Wednesday, April 27, 2016

Chernobyl Revisited

Let us return to mankind's worst nuclear disaster, Chernobyl. We have been told that the embryos and children in the downwind plume of extremely radioactive materials would be mutated. A recent report, which I was pleased to hear radio commentator Paul Harvey bring to the attention of his vast listening audience, found that the children of Chernobyl - eighteen years after the accident - were indeed showing effects, but not the type that were expected:

"The Chernobyl nuclear disaster has spawned a generation of 'mutant' super brainy children. Kids growing up in areas damaged by radiation from the plant have higher IQ and faster reaction times, say Russian doctors. They are also growing faster and have stronger immune systems. Radiation from the Ukrainian Chernobyl plant swept the globe and affected more than seven million people.

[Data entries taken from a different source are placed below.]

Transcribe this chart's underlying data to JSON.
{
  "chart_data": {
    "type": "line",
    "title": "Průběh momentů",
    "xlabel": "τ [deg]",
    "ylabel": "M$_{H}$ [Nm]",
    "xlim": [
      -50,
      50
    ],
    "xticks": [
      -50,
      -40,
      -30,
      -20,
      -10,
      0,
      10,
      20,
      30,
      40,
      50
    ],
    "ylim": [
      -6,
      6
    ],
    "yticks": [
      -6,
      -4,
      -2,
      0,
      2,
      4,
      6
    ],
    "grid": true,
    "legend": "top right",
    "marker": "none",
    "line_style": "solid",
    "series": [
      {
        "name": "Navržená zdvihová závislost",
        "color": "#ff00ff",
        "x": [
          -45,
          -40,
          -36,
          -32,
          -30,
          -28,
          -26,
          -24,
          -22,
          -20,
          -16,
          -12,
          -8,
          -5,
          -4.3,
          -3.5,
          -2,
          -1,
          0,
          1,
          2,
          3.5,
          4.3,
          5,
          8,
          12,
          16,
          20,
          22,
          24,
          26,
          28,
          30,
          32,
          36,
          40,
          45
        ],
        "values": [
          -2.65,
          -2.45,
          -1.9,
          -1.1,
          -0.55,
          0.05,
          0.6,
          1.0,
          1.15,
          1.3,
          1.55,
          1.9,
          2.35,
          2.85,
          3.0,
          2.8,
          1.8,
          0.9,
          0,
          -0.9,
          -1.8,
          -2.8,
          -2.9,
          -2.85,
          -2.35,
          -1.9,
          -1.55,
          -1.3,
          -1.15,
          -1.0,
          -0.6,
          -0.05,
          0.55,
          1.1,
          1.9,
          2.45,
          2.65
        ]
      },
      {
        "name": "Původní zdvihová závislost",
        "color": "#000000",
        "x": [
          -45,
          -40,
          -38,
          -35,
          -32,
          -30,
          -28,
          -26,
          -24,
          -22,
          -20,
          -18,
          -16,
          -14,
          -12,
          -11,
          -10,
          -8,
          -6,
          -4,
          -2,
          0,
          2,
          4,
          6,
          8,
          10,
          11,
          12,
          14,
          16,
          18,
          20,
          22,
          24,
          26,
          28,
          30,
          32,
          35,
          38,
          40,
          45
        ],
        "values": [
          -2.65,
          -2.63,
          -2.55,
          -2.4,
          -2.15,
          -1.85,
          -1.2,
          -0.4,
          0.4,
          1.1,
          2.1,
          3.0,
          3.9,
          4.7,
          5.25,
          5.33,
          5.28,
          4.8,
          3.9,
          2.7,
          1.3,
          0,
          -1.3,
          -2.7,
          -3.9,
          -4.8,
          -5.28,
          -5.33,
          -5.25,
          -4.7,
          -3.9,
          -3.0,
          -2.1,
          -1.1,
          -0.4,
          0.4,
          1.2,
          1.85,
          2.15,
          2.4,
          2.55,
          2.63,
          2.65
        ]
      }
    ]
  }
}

"Professor Vladimir Mikhalev from Bryansk State University has tracked the health of youngsters growing up in areas hit by the fallout since the 1986 accident. He compared their mental agility and health to those in unaffected areas and found they came out tops in tests." [As reported in the British newspaper The Sun, on May 26, 2005, as well as in the Russian newspaper Pravda, on May 24, 2005. The story was - not surprisingly - virtually ignored in the mainstream media.]

Obviously, this has nothing to do with mutations - only the predictable result of radiation hormesis.